Sugli scaffali del supermercato sono arrivate le uova spray. Sì, avete capito bene, le uova sono dentro una bomboletta, esattamente come la panna montata. Stiamo parlando di Eggy “la prima mousse d'uovo in spray” un  prodotto a prova di qualsiasi cuoco, dilettante o provetto che sia.

 

Nel comunicato stampa viene suggerito come utilizzo ottimale i casi in cui ci sono “ospiti imprevisti da stupire, ragazzi a casa da soli per pranzo e quindi come un prodotto pratico e divertente che vale la pena di tenere sempre in dispensa. 

 

Si presta alla preparazione di omelette, frittate, carbonare, crêpes, uova strapazzate, impanature e per tutte le ricette che prevedono l'uso di uova intere: basta agitare la bomboletta e spruzzarne in padella tutto il contenuto o parte di esso, aggiungendo eventuali altri ingredienti.

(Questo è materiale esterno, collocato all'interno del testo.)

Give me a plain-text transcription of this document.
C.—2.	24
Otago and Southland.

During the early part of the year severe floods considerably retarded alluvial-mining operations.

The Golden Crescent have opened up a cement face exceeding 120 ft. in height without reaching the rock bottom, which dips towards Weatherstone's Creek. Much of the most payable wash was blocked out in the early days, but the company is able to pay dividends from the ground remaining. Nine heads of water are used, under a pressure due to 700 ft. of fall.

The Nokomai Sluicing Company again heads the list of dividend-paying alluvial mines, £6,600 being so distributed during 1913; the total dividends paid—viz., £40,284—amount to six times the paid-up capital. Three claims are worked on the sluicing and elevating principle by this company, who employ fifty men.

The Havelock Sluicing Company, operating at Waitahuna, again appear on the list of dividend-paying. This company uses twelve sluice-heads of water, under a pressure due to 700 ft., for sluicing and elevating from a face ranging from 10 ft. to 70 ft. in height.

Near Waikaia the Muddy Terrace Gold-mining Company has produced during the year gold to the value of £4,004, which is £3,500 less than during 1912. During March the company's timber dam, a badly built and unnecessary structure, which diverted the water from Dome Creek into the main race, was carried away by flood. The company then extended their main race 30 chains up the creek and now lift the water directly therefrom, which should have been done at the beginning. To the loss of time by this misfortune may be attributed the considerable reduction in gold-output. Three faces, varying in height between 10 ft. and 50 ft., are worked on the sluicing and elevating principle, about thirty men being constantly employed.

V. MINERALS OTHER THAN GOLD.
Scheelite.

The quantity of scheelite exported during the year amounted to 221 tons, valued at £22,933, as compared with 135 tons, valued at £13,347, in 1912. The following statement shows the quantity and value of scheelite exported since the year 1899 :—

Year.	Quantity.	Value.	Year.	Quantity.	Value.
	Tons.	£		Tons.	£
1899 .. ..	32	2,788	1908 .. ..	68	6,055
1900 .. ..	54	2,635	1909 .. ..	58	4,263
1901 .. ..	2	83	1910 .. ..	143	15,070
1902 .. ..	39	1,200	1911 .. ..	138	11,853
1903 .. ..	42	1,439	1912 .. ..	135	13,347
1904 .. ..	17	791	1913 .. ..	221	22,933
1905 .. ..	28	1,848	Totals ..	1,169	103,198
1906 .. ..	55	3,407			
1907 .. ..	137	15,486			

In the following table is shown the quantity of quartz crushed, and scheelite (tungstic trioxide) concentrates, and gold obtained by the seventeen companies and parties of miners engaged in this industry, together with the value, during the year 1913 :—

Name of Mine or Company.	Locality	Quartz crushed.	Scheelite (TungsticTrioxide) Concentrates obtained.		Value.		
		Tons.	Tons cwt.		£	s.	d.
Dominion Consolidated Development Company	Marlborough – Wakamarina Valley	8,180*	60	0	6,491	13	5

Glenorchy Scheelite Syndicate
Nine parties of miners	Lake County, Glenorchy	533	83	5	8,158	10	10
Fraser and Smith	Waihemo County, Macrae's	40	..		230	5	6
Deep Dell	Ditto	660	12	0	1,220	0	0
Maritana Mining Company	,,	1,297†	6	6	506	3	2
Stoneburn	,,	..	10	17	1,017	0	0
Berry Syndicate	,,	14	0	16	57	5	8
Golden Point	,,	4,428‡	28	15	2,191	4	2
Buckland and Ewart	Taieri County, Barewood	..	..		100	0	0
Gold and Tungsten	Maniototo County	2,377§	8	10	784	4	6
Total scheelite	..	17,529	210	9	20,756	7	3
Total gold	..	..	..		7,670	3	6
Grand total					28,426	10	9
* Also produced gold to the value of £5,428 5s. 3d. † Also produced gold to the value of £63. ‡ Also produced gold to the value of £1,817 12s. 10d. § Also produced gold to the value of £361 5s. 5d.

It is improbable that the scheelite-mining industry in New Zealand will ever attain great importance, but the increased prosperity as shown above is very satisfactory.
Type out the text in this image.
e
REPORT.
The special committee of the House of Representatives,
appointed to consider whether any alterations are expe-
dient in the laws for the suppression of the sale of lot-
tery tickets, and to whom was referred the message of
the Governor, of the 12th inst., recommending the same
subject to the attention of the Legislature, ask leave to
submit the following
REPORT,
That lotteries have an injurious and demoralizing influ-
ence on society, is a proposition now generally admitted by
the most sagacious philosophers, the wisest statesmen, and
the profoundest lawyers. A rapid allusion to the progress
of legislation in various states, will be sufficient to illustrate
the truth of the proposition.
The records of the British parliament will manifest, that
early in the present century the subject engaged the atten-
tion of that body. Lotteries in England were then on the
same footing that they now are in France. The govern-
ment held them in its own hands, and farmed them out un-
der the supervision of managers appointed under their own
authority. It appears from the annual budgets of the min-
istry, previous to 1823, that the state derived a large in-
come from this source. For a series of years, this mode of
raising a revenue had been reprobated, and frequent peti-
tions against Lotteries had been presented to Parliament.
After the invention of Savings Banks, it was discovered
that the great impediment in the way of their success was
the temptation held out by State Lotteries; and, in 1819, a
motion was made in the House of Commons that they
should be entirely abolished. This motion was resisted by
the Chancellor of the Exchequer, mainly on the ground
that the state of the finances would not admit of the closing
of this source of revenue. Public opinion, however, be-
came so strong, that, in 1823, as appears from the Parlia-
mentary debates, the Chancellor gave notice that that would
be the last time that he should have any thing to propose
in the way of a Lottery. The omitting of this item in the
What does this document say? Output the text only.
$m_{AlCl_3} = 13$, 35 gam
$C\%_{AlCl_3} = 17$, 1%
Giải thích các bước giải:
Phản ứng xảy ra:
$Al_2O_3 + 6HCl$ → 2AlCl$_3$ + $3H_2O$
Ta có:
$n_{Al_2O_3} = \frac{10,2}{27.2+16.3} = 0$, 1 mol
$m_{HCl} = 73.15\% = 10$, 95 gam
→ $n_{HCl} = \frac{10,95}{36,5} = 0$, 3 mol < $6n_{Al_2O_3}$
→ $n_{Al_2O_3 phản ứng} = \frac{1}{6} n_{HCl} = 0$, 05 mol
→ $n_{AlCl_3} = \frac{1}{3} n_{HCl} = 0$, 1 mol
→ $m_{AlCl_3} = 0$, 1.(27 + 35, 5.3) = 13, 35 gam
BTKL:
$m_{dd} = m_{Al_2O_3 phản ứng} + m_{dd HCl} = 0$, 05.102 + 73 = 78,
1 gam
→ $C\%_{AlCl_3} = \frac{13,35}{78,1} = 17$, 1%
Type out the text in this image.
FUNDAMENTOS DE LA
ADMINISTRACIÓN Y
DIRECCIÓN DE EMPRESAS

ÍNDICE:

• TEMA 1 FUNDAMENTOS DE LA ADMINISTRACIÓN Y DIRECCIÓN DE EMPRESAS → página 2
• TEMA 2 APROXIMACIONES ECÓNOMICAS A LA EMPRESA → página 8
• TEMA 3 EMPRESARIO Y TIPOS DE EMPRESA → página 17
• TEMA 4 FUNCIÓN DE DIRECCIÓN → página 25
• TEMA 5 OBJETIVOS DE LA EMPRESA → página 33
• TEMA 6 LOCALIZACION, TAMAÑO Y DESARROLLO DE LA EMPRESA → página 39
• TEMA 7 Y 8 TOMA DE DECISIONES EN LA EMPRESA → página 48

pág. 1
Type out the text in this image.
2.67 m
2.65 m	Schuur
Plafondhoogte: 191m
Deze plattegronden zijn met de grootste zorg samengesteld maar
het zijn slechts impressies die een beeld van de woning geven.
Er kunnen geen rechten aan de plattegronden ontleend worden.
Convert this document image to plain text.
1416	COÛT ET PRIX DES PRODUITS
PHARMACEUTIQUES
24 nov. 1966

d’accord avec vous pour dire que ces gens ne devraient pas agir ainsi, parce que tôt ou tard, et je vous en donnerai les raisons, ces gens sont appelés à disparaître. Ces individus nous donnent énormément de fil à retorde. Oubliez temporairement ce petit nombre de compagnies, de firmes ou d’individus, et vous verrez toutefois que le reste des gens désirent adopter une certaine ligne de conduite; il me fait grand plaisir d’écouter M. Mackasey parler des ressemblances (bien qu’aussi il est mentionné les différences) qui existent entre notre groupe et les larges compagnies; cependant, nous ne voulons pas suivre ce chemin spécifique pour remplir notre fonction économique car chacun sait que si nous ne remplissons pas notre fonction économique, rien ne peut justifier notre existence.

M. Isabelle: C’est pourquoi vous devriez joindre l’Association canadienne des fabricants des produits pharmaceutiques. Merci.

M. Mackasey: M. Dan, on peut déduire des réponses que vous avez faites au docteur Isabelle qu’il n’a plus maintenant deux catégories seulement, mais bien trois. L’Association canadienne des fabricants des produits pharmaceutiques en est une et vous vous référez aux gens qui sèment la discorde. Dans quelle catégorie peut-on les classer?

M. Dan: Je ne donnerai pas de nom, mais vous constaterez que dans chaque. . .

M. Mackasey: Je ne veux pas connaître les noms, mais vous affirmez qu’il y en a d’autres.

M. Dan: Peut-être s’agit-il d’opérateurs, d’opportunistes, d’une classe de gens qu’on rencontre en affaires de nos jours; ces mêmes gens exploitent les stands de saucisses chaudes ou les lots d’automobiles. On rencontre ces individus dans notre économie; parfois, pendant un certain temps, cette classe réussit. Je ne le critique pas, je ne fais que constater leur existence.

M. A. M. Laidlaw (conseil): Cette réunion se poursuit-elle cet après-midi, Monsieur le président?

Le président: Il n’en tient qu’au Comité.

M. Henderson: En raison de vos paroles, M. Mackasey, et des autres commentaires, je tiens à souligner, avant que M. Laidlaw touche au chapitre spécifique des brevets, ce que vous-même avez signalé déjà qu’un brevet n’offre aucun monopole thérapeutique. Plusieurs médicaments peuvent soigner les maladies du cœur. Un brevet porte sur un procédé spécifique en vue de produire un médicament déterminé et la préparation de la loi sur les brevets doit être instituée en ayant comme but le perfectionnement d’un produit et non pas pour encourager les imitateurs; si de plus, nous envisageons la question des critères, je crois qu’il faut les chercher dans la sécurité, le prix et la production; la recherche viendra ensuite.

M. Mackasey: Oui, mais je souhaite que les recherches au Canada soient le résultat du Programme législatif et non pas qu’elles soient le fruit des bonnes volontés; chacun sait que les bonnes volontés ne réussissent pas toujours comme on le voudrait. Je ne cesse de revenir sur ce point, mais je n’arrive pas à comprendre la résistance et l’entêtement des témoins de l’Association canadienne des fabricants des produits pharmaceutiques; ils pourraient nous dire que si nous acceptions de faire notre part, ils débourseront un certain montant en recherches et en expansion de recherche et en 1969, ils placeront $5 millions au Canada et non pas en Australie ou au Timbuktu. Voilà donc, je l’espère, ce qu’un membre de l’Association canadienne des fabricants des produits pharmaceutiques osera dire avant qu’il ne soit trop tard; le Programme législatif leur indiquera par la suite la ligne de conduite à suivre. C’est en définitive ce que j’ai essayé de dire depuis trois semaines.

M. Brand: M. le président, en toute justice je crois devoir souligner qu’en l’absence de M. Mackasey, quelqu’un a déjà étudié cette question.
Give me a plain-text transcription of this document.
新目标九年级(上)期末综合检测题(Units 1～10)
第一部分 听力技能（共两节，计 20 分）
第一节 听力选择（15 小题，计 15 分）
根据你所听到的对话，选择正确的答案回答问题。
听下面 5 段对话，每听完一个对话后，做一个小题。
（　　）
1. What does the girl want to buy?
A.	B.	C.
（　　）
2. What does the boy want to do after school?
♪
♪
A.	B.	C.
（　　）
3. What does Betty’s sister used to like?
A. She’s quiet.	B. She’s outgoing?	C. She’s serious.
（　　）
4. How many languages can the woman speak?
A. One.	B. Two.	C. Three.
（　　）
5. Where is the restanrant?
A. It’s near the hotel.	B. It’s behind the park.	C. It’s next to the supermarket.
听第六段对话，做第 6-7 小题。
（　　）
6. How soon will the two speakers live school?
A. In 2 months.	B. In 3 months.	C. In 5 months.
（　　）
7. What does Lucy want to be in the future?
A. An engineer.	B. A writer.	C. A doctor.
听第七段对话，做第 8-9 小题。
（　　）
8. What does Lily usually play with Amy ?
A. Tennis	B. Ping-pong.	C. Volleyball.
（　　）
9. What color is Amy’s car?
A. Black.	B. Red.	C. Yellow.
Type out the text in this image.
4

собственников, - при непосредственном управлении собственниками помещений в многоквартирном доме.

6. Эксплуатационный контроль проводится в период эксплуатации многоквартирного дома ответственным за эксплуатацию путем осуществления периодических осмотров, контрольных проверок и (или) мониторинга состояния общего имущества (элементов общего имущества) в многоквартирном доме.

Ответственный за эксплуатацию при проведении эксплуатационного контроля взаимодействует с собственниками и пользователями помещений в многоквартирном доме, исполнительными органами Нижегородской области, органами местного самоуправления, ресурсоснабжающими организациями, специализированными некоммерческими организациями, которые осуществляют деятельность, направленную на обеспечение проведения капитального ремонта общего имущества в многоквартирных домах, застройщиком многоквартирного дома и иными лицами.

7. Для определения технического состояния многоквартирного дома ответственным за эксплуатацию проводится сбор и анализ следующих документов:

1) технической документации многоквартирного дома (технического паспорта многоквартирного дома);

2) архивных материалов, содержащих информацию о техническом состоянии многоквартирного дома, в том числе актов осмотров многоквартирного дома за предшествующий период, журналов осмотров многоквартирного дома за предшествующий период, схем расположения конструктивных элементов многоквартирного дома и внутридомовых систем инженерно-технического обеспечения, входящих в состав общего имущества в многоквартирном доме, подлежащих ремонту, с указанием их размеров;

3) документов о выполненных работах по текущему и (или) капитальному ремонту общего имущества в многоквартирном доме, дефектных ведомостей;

Il risultato è lo stesso che si ottiene rompendo sei gusci e sbattendo tuorlo e albume insieme fino a ottenerne un composto omogeneo.

 

Dalla descrizione, oltre a soccorrere chi ha poca fantasia e manualità in cucina (e poco spazio in frigo), le uova spray sembrano effettivamente veloci e pratiche. Il formato della bomboletta è da 300 g, e può essere conservata fuori dal frigorifero per 6 mesi. Unico neo, il costo piuttosto elevato: 3,5 euro. A fronte però di un buon contenuto di servizio.

 

Le uova utilizzate sono le stesse della linea Le Naturelle di  Eurovo, provenienti da galline allevate a terra e libere di razzolare.

 

Le indicazioni in etichetta. Ingredienti: Uovo intero liquido di gallina allevata a terra, pastorizzato, sotto pressione di gas alimentare CO2. Conservante E202 (sorbato di potassio). Valori nutrizionali per 100 g di prodotto: 136 Kcal/572 kJ; Proteine (indicative): >11%; Lipidi: >10%. Conservare tra 0° e 25° C, una volta aperto può rimanere fuori dal frigorifero fino a sei mesi.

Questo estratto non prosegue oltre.